Helping ANZ in the holistic approach is its proprietary platform, called Sky, which integrates derivative structuring, pricing and risk management capability for trading and sales functions at the desk level. The Sky platform is a centralised system for pricing, analytics, official valuations and risk for ANZ markets. While the platform was launched in 2014, it has grown from being a rates-only platform to the preferred solution for all products at ANZ. This has given the bank an advantage against competitors through better price consolidation across multiple asset classes and customer portfolios.

Such service came to the fore when the volatility in the Australian and New Zealand currencies called for banks to work closely with customers around risk management. Short-dated funding needs of clients also soared as spreads moved out and the lender that could analyse the market and advise clients on the right moves stood out. The Aussie has dropped about 10% against the greenback from where it was trading 12 months ago.

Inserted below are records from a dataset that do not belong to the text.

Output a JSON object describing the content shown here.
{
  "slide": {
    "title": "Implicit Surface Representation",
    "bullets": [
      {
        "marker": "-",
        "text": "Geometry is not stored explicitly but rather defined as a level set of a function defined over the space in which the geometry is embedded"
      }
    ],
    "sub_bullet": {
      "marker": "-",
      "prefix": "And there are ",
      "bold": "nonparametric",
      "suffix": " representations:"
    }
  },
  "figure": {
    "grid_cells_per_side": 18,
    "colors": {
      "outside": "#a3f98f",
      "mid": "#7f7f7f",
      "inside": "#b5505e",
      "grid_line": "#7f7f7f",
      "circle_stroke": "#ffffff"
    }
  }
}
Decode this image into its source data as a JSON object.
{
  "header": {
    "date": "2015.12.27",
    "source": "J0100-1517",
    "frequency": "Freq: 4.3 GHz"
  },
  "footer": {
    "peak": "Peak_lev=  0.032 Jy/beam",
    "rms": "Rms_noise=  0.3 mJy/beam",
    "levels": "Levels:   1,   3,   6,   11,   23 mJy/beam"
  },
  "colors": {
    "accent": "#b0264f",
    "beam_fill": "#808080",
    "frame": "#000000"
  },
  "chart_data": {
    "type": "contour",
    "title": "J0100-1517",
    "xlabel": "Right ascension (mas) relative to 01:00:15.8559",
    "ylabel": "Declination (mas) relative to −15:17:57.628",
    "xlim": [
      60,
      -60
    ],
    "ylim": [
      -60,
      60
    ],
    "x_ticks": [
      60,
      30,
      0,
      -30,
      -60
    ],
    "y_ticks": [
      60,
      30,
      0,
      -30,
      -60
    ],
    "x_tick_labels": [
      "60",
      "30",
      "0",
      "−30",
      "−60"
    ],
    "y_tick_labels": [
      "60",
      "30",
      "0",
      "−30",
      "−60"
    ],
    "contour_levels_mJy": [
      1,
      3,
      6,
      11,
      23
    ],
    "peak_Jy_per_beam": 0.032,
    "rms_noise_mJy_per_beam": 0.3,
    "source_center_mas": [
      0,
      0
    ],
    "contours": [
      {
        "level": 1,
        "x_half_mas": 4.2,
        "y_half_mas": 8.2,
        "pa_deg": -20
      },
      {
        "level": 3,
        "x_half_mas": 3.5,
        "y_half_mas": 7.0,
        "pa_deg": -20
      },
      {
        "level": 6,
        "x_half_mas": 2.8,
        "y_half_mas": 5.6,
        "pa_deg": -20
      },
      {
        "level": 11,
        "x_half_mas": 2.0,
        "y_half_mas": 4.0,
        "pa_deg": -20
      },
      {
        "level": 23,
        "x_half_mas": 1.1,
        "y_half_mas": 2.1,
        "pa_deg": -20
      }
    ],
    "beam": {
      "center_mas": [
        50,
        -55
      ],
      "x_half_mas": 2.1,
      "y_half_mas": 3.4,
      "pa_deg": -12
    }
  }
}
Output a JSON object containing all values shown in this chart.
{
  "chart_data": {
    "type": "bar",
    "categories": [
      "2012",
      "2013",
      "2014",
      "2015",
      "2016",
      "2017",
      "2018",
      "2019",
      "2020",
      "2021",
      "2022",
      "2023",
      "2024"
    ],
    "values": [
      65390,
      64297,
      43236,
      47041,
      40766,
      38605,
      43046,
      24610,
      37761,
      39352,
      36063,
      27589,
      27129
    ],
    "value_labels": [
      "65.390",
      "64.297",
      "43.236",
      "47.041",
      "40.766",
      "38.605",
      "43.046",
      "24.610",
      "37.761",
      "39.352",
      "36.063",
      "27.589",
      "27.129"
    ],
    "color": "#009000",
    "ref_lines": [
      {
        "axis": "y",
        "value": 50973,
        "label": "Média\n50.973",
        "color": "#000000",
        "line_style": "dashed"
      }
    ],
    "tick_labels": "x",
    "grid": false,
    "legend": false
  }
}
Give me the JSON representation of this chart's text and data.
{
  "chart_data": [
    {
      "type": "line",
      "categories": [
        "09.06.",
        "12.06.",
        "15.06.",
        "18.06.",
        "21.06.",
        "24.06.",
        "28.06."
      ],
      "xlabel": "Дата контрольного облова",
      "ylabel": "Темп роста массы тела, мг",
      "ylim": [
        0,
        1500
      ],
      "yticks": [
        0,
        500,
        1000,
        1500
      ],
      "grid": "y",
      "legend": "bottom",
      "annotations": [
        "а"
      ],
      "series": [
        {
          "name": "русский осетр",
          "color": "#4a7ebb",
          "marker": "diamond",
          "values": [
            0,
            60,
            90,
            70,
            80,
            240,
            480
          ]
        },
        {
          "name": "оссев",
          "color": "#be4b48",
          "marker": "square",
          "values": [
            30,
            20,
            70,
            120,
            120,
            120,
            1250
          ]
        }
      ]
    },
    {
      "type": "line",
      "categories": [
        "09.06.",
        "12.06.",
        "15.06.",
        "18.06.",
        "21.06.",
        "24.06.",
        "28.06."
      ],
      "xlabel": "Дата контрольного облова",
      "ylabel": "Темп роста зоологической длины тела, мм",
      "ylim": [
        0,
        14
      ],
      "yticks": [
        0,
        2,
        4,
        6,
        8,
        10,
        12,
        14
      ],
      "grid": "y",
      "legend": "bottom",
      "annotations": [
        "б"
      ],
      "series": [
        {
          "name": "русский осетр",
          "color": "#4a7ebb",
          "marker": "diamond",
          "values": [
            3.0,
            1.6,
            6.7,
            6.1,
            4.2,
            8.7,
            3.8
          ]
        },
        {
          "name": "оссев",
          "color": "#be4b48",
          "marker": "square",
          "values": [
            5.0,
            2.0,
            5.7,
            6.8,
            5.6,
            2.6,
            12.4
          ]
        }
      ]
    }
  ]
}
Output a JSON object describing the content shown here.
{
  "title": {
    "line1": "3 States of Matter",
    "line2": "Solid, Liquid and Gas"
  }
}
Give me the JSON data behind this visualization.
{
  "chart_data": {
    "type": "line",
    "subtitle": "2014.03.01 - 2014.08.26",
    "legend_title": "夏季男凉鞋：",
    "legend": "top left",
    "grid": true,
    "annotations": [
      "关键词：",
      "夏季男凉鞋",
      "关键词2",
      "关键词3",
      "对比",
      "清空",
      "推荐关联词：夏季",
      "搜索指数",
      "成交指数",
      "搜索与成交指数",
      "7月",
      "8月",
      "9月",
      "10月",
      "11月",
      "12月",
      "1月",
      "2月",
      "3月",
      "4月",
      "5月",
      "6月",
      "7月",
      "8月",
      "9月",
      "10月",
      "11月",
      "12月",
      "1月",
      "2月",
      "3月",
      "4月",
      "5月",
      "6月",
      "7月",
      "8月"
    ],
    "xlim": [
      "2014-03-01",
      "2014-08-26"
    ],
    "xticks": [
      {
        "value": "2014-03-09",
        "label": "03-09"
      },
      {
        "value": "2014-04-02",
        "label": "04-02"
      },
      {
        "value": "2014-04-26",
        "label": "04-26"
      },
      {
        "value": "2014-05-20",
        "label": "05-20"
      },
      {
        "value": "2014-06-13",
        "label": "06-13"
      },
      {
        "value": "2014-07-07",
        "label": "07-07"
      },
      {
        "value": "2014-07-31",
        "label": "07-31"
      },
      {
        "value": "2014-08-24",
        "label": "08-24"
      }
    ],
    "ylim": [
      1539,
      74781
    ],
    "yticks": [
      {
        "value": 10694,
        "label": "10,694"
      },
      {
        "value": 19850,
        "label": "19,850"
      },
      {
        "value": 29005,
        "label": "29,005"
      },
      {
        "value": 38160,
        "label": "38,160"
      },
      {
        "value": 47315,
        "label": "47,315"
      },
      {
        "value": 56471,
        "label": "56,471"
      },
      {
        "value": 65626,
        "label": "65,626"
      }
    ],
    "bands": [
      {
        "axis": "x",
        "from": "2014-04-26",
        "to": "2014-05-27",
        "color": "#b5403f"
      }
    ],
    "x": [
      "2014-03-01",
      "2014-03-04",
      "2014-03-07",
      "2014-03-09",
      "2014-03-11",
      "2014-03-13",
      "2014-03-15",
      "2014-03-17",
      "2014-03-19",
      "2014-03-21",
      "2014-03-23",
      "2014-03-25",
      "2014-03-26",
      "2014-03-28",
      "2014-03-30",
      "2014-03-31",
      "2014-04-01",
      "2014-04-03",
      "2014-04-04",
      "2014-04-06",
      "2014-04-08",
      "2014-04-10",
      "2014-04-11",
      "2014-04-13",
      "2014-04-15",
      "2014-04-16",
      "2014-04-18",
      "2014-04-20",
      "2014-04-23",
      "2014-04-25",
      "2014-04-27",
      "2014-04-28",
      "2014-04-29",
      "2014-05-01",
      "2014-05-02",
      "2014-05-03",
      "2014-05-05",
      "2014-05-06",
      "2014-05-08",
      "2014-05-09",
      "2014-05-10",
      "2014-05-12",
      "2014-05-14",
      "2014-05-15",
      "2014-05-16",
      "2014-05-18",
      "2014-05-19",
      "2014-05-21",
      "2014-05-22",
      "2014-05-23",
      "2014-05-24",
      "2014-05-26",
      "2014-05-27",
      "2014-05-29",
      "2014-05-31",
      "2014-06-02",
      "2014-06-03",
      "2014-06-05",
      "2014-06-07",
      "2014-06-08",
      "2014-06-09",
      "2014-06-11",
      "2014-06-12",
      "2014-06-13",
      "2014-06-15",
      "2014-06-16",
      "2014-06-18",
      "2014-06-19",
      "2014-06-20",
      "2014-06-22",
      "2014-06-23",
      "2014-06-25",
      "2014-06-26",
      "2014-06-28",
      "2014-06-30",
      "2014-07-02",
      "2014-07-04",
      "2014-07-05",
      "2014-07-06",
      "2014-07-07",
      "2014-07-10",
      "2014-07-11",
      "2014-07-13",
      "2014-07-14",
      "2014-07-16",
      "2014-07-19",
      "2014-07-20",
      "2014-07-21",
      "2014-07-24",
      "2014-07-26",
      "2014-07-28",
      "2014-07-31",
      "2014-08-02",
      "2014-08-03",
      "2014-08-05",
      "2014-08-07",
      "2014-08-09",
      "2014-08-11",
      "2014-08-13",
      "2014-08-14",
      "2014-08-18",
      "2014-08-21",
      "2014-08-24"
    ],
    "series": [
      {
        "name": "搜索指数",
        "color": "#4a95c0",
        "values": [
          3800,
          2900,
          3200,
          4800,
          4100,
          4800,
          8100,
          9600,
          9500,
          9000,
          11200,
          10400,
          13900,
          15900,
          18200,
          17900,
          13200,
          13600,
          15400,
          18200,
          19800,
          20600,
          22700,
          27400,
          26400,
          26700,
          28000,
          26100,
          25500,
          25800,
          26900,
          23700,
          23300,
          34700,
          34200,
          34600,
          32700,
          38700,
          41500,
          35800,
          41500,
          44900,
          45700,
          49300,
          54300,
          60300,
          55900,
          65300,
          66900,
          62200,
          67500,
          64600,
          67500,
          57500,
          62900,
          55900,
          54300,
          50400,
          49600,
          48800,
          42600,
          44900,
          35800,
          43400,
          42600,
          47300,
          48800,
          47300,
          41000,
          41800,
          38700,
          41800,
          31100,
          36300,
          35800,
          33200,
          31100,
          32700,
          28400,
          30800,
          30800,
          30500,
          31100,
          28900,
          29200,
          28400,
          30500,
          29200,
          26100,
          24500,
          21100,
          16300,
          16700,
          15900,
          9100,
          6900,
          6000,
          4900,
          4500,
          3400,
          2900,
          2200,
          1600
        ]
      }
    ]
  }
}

An example of ANZ’s total capital solution is the approach it took to service the Tasmanian Public Finance Corporation (Tascorp), who needed to hedge a euro obligation on an acquisition for the Tasmanian state. The acquisition was for delivery in three years’ time.

ANZ discussed forex execution and hedging strategies, including vanilla forex forwards. The client’s credit position and ability to tap better rates by itself meant the traditional solution of forex forwards wasn’t the answer.

Tascorp could fund the Australian dollar needs itself through new issuance, the proceeds of which could then be converted to euros and invested for the duration of this hedge. In this way, the client would have gained a better outcome than it would have done through forex forwards traded in the market.

ANZ was chosen as it offered us the full suite of hedging – from forex to fixed income, to custodial services – that was managed through a single window 

Heath Baker, Tascorp

In order to offer this solution, ANZ’s fixed income team first sold the bonds to raise Australian dollars. Then, with the help of its structuring and forex team, it executed the forex translation. Its debt syndicate team conducted two euro private placements with ANZ group treasury, which agreed to take the client’s euro funds for the duration of the hedge.

This also provided the bank with the opportunity to lock in some medium-term funding by issuing to the client, which was not a traditional buyer of bank senior unsecured paper in size.

“As a result of working seamlessly across the various teams within ANZ, we were able to structure a holistic solution to get a better outcome for the client while also minimising capital usage for ANZ,” says Paul White, ANZ head of capital markets. “There’s no doubt [that] what we can offer clients as a whole is greater than the sum of the parts.”

Tascorp says it picked ANZ from a shortlist of three after reviewing the capacity of its existing dealer panel group.

ANZ was chosen as it offered us the full suite of hedging – from forex to fixed income, to custodial services – that was managed through a single window,” says Heath Baker, head of financial markets & client services at Tascorp. “ANZ’s ability to come together and provide a [full service] solution, rather than dealing with separate desks, was a crucial element in delivering a successful solution. The total capital solution worked very well for us.”

Investment in technology has also boosted such collaboration. After the successful launch of Prophet, an in-house eForex algorithmic engine in 2017, which led to cost savings and brought eForex market-making intellectual property in-house, the bank unveiled ANZ FX Overlay in March 2018: a one-stop, tailored, systematic, cost-efficient and fully transparent hedging platform for funds, superfunds and family offices in Australia, Singapore, Hong Kong and Japan.

The system allows a holistic view across all funds on one platform and consolidation of all data in one place, with quality and immediate data on performance against benchmarks across the entire platform. It also paves the way from moving away from passive to active hedging, says ANZ.

“For volume-driven flow products, seamless execution is key in current markets,” says Collins.